Performance impact upon increasing number of columns
I would like to know what is the performace impact upon increasing number of columns.
We are having a Vertica cluster (6 nodes) with two big fact tacles (360 column each) and they partition by date_id (365 days). we need to increase the number of column on each of the fact tables by arroud 200 columns.
question:
1. we know that teoreticly Vertica can support maximum of 1600 columns per tabel.
2. Is the insertion performance (time) will dramaticly fail? or it will decrease by the relative number of columns will be added?

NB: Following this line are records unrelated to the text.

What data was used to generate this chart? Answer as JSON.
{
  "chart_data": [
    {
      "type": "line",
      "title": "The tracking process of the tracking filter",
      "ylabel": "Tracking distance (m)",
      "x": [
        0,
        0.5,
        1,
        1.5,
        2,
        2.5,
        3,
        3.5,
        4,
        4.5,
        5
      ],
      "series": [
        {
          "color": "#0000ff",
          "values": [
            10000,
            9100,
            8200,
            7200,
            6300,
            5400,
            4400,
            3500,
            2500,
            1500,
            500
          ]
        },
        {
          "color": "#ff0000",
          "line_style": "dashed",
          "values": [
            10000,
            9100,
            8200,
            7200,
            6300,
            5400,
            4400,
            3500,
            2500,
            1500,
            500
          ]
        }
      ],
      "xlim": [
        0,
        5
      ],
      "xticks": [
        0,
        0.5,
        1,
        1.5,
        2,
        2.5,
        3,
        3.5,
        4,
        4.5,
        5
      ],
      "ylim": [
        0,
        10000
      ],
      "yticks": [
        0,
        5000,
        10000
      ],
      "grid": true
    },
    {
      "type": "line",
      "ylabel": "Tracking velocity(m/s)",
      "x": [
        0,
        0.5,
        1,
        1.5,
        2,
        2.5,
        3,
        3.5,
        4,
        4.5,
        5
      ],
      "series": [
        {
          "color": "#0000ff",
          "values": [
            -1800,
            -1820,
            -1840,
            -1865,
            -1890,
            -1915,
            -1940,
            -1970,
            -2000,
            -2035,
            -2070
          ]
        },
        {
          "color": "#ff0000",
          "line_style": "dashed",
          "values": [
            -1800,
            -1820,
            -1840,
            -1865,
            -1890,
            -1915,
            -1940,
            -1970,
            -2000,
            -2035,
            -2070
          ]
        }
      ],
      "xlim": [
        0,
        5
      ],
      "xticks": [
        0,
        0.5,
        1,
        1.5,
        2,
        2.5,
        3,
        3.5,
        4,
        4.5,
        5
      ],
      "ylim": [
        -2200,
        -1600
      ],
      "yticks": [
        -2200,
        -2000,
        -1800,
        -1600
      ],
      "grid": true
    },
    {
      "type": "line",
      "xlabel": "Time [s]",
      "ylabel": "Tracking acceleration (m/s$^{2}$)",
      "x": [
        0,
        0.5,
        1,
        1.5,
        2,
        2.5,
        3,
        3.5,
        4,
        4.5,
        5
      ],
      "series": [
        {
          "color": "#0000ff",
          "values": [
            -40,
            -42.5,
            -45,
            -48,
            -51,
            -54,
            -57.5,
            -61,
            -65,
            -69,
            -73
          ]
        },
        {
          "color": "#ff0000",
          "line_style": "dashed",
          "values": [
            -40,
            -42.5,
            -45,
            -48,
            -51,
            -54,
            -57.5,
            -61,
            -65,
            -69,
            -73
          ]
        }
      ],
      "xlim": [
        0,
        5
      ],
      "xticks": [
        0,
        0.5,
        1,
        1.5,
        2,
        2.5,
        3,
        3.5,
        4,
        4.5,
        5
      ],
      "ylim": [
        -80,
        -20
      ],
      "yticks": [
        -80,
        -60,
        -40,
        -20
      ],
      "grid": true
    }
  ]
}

3. It is possibly to say that the performance drop off (all asspect including tupple mover operations) compared to increasing number of columns
is linearly?
4. Is their a performance breaking point upon increasing number of columns?
Comments
Vertica Column Limit is at the database platform level. But there is dependency on the OS level configuration.
1. So, 1600 columns will not impact anything negatively within the capacity available in the cluster. 1600 columns means effectively minimum 1600 files to handle per node. During data writes it could be multiples files before tuple mover merges the files to make ROS perform.
2. With regards to INSERT performance, whether you have 1600 columns in one table or 100 columns in 16 tables, the INSERT performance will depend on the underlying IO subsystem. The number of RAID disks used will determine the IOPS / Throughput. But in my humble opinion, keep you columns lower than max limit. Additionally this will create a single point of contention for you application that may have complicated workload.
3. Performance drop may not be happening just because of increased number of columns.
4. I do not think there is any performance breaking point. But this will be best answered by Vertica engineering folks.
best regards,
yogi